Ready for DORA? These contract amendments are necessary

As digitalization progresses, the risk of cyberattacks in the financial sector is also increasing. To protect market participants, the EU passed the Digital Operational Resilience Act (DORA) in December 2022. It is intended to reduce ICT risks (ICT = information and communication technologies). Financial companies and other service providers must have implemented the Regulation on Digital Operational Resilience in the Financial Sector, as DORA is known in German, by January 17, 2025. DORA is intended to strengthen the operational resilience and security of the financial sector and harmonize the regulations for IT systems in the financial sector at EU level. The regulation is intended to create a uniform framework for the effective management of cyber security and ICT risks in the financial sector.

The new rules have been in force since January 16, 2023. As the preparations for financial companies are very time-consuming, the implementation period is correspondingly long.

DORA affects financial companies and third-party ICT providers

Financial companies and third-party service providers of information and communication technologies (ICT third-party service providers) must comply with the Digital Operational Resilience Act. The term “financial undertaking” includes not only traditional financial service providers such as credit institutions, payment service providers or investment firms, but also, for example, data provision services or rating agencies. The term “ICT third-party service provider” includes providers of digital (data) services. These are primarily cloud computing services, software providers, data analysis services and data centers.

Companies should adapt outsourcing contracts

To implement DORA, financial companies should not only take technical measures, but also review their contracts. This is because ICT risks arise not only from the use of in-house technologies, but also from third-party service providers. Chapter V of DORA therefore also contains requirements for outsourcing agreements between financial companies and third-party ICT service providers.

Existing clauses must be adapted

First of all, companies should review and adapt existing clauses in outsourcing contracts with third-party ICT providers. Art. 30 DORA sets out essential contractual provisions for these contracts. In future, these must be included in all agreements on the use of ICT services. Art. 30 para. 3 DORA standardizes further requirements for the contractual provisions for ICT services to support critical or important functions.

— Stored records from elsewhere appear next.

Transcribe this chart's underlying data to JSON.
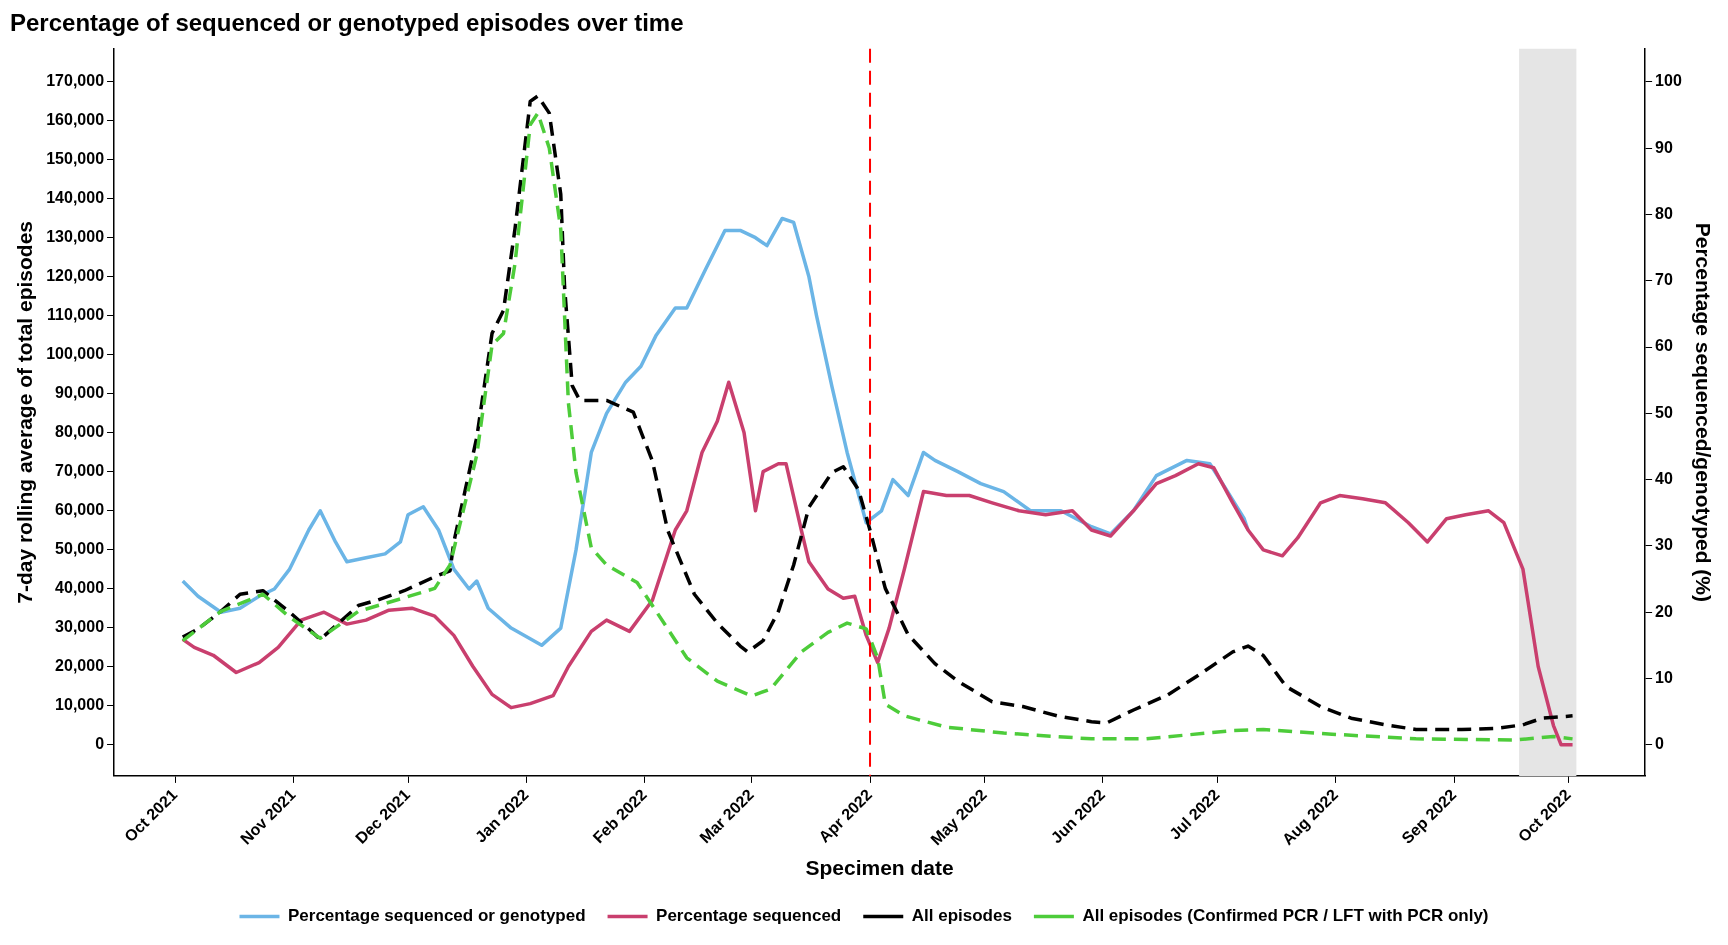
{
  "chart_data": {
    "type": "line",
    "title": "Percentage of sequenced or genotyped episodes over time",
    "xlabel": "Specimen date",
    "ylabel": "7-day rolling average of total episodes",
    "y2label": "Percentage sequenced/genotyped (%)",
    "legend": "bottom",
    "marker": "none",
    "grid": false,
    "xlim": [
      "2021-09-15",
      "2022-10-21"
    ],
    "xticks": [
      {
        "value": "2021-10-01",
        "label": "Oct 2021"
      },
      {
        "value": "2021-11-01",
        "label": "Nov 2021"
      },
      {
        "value": "2021-12-01",
        "label": "Dec 2021"
      },
      {
        "value": "2022-01-01",
        "label": "Jan 2022"
      },
      {
        "value": "2022-02-01",
        "label": "Feb 2022"
      },
      {
        "value": "2022-03-01",
        "label": "Mar 2022"
      },
      {
        "value": "2022-04-01",
        "label": "Apr 2022"
      },
      {
        "value": "2022-05-01",
        "label": "May 2022"
      },
      {
        "value": "2022-06-01",
        "label": "Jun 2022"
      },
      {
        "value": "2022-07-01",
        "label": "Jul 2022"
      },
      {
        "value": "2022-08-01",
        "label": "Aug 2022"
      },
      {
        "value": "2022-09-01",
        "label": "Sep 2022"
      },
      {
        "value": "2022-10-01",
        "label": "Oct 2022"
      }
    ],
    "ylim": [
      -8000,
      178500
    ],
    "yticks": [
      0,
      {
        "value": 10000,
        "label": "10,000"
      },
      {
        "value": 20000,
        "label": "20,000"
      },
      {
        "value": 30000,
        "label": "30,000"
      },
      {
        "value": 40000,
        "label": "40,000"
      },
      {
        "value": 50000,
        "label": "50,000"
      },
      {
        "value": 60000,
        "label": "60,000"
      },
      {
        "value": 70000,
        "label": "70,000"
      },
      {
        "value": 80000,
        "label": "80,000"
      },
      {
        "value": 90000,
        "label": "90,000"
      },
      {
        "value": 100000,
        "label": "100,000"
      },
      {
        "value": 110000,
        "label": "110,000"
      },
      {
        "value": 120000,
        "label": "120,000"
      },
      {
        "value": 130000,
        "label": "130,000"
      },
      {
        "value": 140000,
        "label": "140,000"
      },
      {
        "value": 150000,
        "label": "150,000"
      },
      {
        "value": 160000,
        "label": "160,000"
      },
      {
        "value": 170000,
        "label": "170,000"
      }
    ],
    "y2lim": [
      -4.7,
      105
    ],
    "y2ticks": [
      0,
      10,
      20,
      30,
      40,
      50,
      60,
      70,
      80,
      90,
      100
    ],
    "ref_lines": [
      {
        "axis": "x",
        "value": "2022-04-01",
        "color": "#ff0000",
        "line_style": "dashed"
      }
    ],
    "bands": [
      {
        "axis": "x",
        "from": "2022-09-18",
        "to": "2022-10-03",
        "color": "#e5e5e5"
      }
    ],
    "series": [
      {
        "name": "Percentage sequenced or genotyped",
        "color": "#6bb5e6",
        "axis": "y2",
        "x": [
          "2021-10-03",
          "2021-10-07",
          "2021-10-13",
          "2021-10-18",
          "2021-10-23",
          "2021-10-27",
          "2021-10-31",
          "2021-11-05",
          "2021-11-08",
          "2021-11-12",
          "2021-11-15",
          "2021-11-20",
          "2021-11-25",
          "2021-11-29",
          "2021-12-01",
          "2021-12-05",
          "2021-12-09",
          "2021-12-13",
          "2021-12-17",
          "2021-12-19",
          "2021-12-22",
          "2021-12-28",
          "2022-01-05",
          "2022-01-10",
          "2022-01-14",
          "2022-01-18",
          "2022-01-22",
          "2022-01-27",
          "2022-01-31",
          "2022-02-04",
          "2022-02-09",
          "2022-02-12",
          "2022-02-17",
          "2022-02-22",
          "2022-02-26",
          "2022-03-02",
          "2022-03-05",
          "2022-03-09",
          "2022-03-12",
          "2022-03-16",
          "2022-03-18",
          "2022-03-22",
          "2022-03-26",
          "2022-03-31",
          "2022-04-04",
          "2022-04-07",
          "2022-04-11",
          "2022-04-15",
          "2022-04-18",
          "2022-04-24",
          "2022-04-30",
          "2022-05-06",
          "2022-05-13",
          "2022-05-21",
          "2022-05-29",
          "2022-06-03",
          "2022-06-09",
          "2022-06-15",
          "2022-06-23",
          "2022-06-29",
          "2022-07-03",
          "2022-07-08",
          "2022-07-09"
        ],
        "values": [
          24.7,
          22.4,
          20.0,
          20.6,
          22.4,
          23.5,
          26.5,
          32.4,
          35.3,
          30.6,
          27.6,
          28.2,
          28.8,
          30.6,
          34.7,
          35.9,
          32.4,
          26.5,
          23.5,
          24.7,
          20.6,
          17.6,
          15.0,
          17.6,
          29.4,
          44.1,
          50.0,
          54.7,
          57.1,
          61.8,
          65.9,
          65.9,
          71.8,
          77.6,
          77.6,
          76.5,
          75.3,
          79.4,
          78.8,
          70.6,
          64.7,
          54.1,
          44.1,
          33.5,
          35.3,
          40.0,
          37.6,
          44.1,
          42.9,
          41.2,
          39.4,
          38.2,
          35.3,
          35.3,
          32.9,
          31.8,
          35.3,
          40.6,
          42.9,
          42.4,
          38.8,
          34.1,
          32.4
        ]
      },
      {
        "name": "Percentage sequenced",
        "color": "#c93f6e",
        "axis": "y2",
        "x": [
          "2021-10-03",
          "2021-10-06",
          "2021-10-11",
          "2021-10-17",
          "2021-10-23",
          "2021-10-28",
          "2021-11-03",
          "2021-11-09",
          "2021-11-15",
          "2021-11-20",
          "2021-11-26",
          "2021-12-02",
          "2021-12-08",
          "2021-12-13",
          "2021-12-18",
          "2021-12-23",
          "2021-12-28",
          "2022-01-02",
          "2022-01-08",
          "2022-01-12",
          "2022-01-18",
          "2022-01-22",
          "2022-01-28",
          "2022-02-03",
          "2022-02-09",
          "2022-02-12",
          "2022-02-16",
          "2022-02-20",
          "2022-02-23",
          "2022-02-27",
          "2022-03-02",
          "2022-03-04",
          "2022-03-08",
          "2022-03-10",
          "2022-03-14",
          "2022-03-16",
          "2022-03-21",
          "2022-03-25",
          "2022-03-28",
          "2022-03-31",
          "2022-04-03",
          "2022-04-06",
          "2022-04-10",
          "2022-04-15",
          "2022-04-21",
          "2022-04-27",
          "2022-05-03",
          "2022-05-10",
          "2022-05-17",
          "2022-05-24",
          "2022-05-29",
          "2022-06-03",
          "2022-06-09",
          "2022-06-15",
          "2022-06-20",
          "2022-06-26",
          "2022-06-30",
          "2022-07-05",
          "2022-07-09",
          "2022-07-13",
          "2022-07-18",
          "2022-07-22",
          "2022-07-28",
          "2022-08-02",
          "2022-08-08",
          "2022-08-14",
          "2022-08-20",
          "2022-08-25",
          "2022-08-30",
          "2022-09-04",
          "2022-09-10",
          "2022-09-14",
          "2022-09-19",
          "2022-09-23",
          "2022-09-27",
          "2022-09-29",
          "2022-10-02"
        ],
        "values": [
          15.9,
          14.7,
          13.5,
          10.9,
          12.4,
          14.7,
          18.8,
          20.0,
          18.2,
          18.8,
          20.3,
          20.6,
          19.4,
          16.5,
          11.8,
          7.6,
          5.6,
          6.2,
          7.4,
          11.8,
          17.1,
          18.8,
          17.1,
          21.8,
          32.4,
          35.3,
          44.1,
          48.8,
          54.7,
          47.1,
          35.3,
          41.2,
          42.4,
          42.4,
          32.4,
          27.6,
          23.5,
          22.1,
          22.4,
          16.5,
          12.4,
          17.6,
          26.5,
          38.2,
          37.6,
          37.6,
          36.5,
          35.3,
          34.7,
          35.3,
          32.4,
          31.5,
          35.3,
          39.4,
          40.6,
          42.4,
          41.8,
          36.5,
          32.4,
          29.4,
          28.5,
          31.2,
          36.5,
          37.6,
          37.1,
          36.5,
          33.5,
          30.6,
          34.1,
          34.7,
          35.3,
          33.5,
          26.5,
          11.8,
          2.9,
          0,
          0
        ]
      },
      {
        "name": "All episodes",
        "color": "#000000",
        "line_style": "dashed",
        "x": [
          "2021-10-03",
          "2021-10-07",
          "2021-10-13",
          "2021-10-18",
          "2021-10-24",
          "2021-10-31",
          "2021-11-06",
          "2021-11-08",
          "2021-11-18",
          "2021-11-23",
          "2021-11-30",
          "2021-12-08",
          "2021-12-12",
          "2021-12-13",
          "2021-12-19",
          "2021-12-23",
          "2021-12-26",
          "2021-12-29",
          "2022-01-02",
          "2022-01-04",
          "2022-01-07",
          "2022-01-10",
          "2022-01-11",
          "2022-01-13",
          "2022-01-15",
          "2022-01-22",
          "2022-01-29",
          "2022-02-03",
          "2022-02-07",
          "2022-02-14",
          "2022-02-20",
          "2022-02-26",
          "2022-02-28",
          "2022-03-04",
          "2022-03-08",
          "2022-03-12",
          "2022-03-16",
          "2022-03-22",
          "2022-03-25",
          "2022-03-29",
          "2022-04-01",
          "2022-04-05",
          "2022-04-11",
          "2022-04-18",
          "2022-04-24",
          "2022-05-03",
          "2022-05-11",
          "2022-05-20",
          "2022-05-29",
          "2022-06-02",
          "2022-06-09",
          "2022-06-18",
          "2022-06-26",
          "2022-07-05",
          "2022-07-09",
          "2022-07-13",
          "2022-07-19",
          "2022-07-28",
          "2022-08-05",
          "2022-08-14",
          "2022-08-22",
          "2022-09-03",
          "2022-09-12",
          "2022-09-19",
          "2022-09-24",
          "2022-10-02"
        ],
        "values": [
          27600,
          29700,
          34200,
          38600,
          39500,
          34000,
          28800,
          27000,
          35700,
          37100,
          39500,
          43100,
          44600,
          52000,
          78800,
          105500,
          111400,
          132200,
          165000,
          166400,
          162000,
          141200,
          117400,
          92100,
          88300,
          88300,
          85300,
          72800,
          55000,
          38600,
          31200,
          25300,
          23800,
          26700,
          34200,
          46100,
          60900,
          69800,
          71300,
          65400,
          55000,
          40100,
          28200,
          20800,
          16300,
          11000,
          9800,
          7400,
          5900,
          5600,
          8900,
          12800,
          17800,
          23800,
          25300,
          22900,
          14900,
          9800,
          6800,
          5100,
          3900,
          3900,
          4200,
          5100,
          6800,
          7400
        ]
      },
      {
        "name": "All episodes (Confirmed PCR / LFT with PCR only)",
        "color": "#4dcc3a",
        "line_style": "dashed",
        "x": [
          "2021-10-03",
          "2021-10-13",
          "2021-10-24",
          "2021-10-31",
          "2021-11-08",
          "2021-11-18",
          "2021-11-30",
          "2021-12-08",
          "2021-12-12",
          "2021-12-19",
          "2021-12-23",
          "2021-12-26",
          "2021-12-29",
          "2022-01-02",
          "2022-01-04",
          "2022-01-07",
          "2022-01-10",
          "2022-01-12",
          "2022-01-14",
          "2022-01-18",
          "2022-01-22",
          "2022-01-30",
          "2022-02-03",
          "2022-02-12",
          "2022-02-20",
          "2022-03-01",
          "2022-03-06",
          "2022-03-14",
          "2022-03-21",
          "2022-03-26",
          "2022-03-31",
          "2022-04-03",
          "2022-04-05",
          "2022-04-10",
          "2022-04-21",
          "2022-05-06",
          "2022-05-29",
          "2022-06-12",
          "2022-07-05",
          "2022-07-13",
          "2022-07-31",
          "2022-08-22",
          "2022-09-17",
          "2022-09-27",
          "2022-10-02"
        ],
        "values": [
          26700,
          34200,
          38600,
          32700,
          27300,
          34200,
          37700,
          40100,
          46100,
          74300,
          102500,
          105500,
          123300,
          159000,
          162000,
          153000,
          132200,
          87700,
          69800,
          50500,
          46100,
          41600,
          35700,
          22300,
          16300,
          12500,
          14300,
          23800,
          28800,
          31200,
          29700,
          22300,
          10400,
          7400,
          4500,
          3000,
          1500,
          1500,
          3600,
          3900,
          2700,
          1500,
          1200,
          2100,
          1500
        ]
      }
    ]
  }
}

The requirements for outsourcing agreements pursuant to sec. Art. 30 DORA largely corresponds to the requirements of AT 9 of MaRisk and those of the BaFin circulars BAIT, KAIT, ZAIT and VAIT. In any case, there could be an increased need for adjustment for contracts relating to “other external IT procurement”. This is because ICT services according to DORA include almost all telecommunications services except analog telephone services.

DORA requires additional contractual provisions

In addition to the adaptation of existing clauses, DORA also requires new contractual provisions. For example, according to Art. 30 para. 2 i) DORA contractual agreements in the future also include conditions for the participation of ICT third-party service providers in ICT security awareness programs or digital operational resilience training.

Additional clauses in outsourcing agreements are also provided for the use of ICT services to support critical or important functions: Contractual agreements pursuant to Art. 30 para. 3 d) DORA should oblige the ICT third-party service provider to participate in certain tests of the financial company.

Further requirements for contracts arise from Art. 26, 28 and 29 DORA. This concerns, for example, participation in bundled tests of ICT systems, termination rights and transitional regulations as well as the handling of subcontracting.

Outsourcing contracts to become more detailed

DORA also requires that outsourcing agreements become more detailed, especially with regard to a possible review. Reporting obligations may have to be adapted here and provisions on the exchange of information or regulations on the bearing of costs in the case of obligations to cooperate on the part of ICT third-party service providers may have to be included.

It remains to be seen how the supervisory authority will position itself on DORA. This could result in the need for further adjustments to outsourcing contracts with third-party ICT service providers. Companies should therefore analyze existing and impending outsourcing agreements now and, if necessary, adapt them to the provisions of DORA in order to avoid taking any risks.

How financial companies should act now

Companies must have adapted their contracts by January 17, 2025, as DORA will apply from that date. Experience has shown that customization takes a lot of time. Financial companies should therefore begin implementation as early as possible. On the one hand, they should review existing contracts with ICT third-party service providers with regard to the requirements of DORA and adapt them if necessary. When concluding new contracts, you should already take the requirements of DORA into account.

The Digital Operational Resilience Act does involve a lot of effort. However, the measures are in the companies’ own interests, as they reduce the risk of cyber attacks.